Increasing the efficiency in solar cells
In solar cells, carrier selective contacts (CSCs) are used to reduce contact recombination and thus reduce current losses. While recombination losses occur at the front contact, they are much more severe at the rear contact. This is because the rear surface is completely metallized while the front surface is only partly metallized. Of course, this is because there would be no power generation if the entire solar cell surface were covered.

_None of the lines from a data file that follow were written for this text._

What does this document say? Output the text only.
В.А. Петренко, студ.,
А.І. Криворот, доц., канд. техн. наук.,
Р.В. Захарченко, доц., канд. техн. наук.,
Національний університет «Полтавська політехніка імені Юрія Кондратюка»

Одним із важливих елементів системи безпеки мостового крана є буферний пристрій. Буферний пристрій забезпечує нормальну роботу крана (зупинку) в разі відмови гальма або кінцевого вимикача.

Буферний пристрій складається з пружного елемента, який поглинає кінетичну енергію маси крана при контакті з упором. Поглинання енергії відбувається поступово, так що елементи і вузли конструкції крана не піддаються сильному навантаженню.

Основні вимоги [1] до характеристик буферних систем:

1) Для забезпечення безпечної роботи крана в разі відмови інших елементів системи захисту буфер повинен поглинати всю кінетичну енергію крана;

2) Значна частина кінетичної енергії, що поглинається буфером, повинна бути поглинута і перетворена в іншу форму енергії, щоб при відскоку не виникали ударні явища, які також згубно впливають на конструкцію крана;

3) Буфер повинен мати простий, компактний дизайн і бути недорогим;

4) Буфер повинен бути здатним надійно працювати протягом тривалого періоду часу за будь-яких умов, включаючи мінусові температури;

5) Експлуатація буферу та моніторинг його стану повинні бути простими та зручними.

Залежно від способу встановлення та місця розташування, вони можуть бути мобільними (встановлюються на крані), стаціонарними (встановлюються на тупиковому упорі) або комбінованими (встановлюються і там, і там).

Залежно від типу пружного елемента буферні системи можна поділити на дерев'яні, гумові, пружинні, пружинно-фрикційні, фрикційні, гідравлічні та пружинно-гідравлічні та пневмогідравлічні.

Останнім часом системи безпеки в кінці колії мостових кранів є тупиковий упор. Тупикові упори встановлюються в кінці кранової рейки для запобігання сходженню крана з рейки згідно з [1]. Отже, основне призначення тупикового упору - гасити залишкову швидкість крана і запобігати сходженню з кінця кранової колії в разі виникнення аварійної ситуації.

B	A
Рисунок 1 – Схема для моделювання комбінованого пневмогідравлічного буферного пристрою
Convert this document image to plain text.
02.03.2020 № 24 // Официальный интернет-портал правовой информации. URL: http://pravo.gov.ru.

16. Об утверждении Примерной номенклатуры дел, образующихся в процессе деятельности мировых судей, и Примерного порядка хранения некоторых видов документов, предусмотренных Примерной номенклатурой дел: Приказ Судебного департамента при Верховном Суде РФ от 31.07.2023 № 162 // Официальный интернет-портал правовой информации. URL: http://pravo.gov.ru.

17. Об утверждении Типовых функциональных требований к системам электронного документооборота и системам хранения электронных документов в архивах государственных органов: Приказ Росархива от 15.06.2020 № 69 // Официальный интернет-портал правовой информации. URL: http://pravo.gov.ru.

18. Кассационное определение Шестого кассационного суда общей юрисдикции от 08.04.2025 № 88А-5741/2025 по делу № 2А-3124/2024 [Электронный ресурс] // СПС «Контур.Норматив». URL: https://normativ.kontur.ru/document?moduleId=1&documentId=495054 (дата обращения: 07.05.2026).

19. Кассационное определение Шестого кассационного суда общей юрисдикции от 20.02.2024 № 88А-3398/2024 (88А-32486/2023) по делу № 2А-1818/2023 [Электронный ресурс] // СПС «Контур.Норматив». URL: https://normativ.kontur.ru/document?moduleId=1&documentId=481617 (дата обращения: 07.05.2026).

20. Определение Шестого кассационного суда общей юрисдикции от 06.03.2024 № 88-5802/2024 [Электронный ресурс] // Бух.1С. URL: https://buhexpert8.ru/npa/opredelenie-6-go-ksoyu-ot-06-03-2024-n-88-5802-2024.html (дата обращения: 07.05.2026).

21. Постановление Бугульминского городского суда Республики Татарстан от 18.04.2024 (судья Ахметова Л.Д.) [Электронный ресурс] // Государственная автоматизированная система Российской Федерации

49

Recombination occurs when electrons and holes essentially cancel each other out. If carriers cancel each other out, there are none to move around a circuit and generate a current. CSCs prevent this by blocking one carrier and accepting another. Hole selective contacts have very high work functions and are attached to the p or p+ side of the solar cell. Electron selective contacts have very low work functions and are attached to the n or n+ side of the solar cell. A high work function translates to a lower Fermi level, while a low work function translates to a higher Fermi level.
Some notable CSCs are TiO2 (electron), SiO2 (electron), and MoOx (hole). WOx (hole), and PEDOT (hole).
Case study: SiO2 as an electron selective contact
Here, SiO2 has a lower work function than the n-Si base and thus bends the conduction energy band edge of the n-Si down. The valence band edge of the SiO2 is so much lower than that of the n-Si that an insurmountable barrier is generated. This barrier is too high for holes to overcome and they bounce off of it.
The same thing happens with hole selective contacts except that they have high work functions.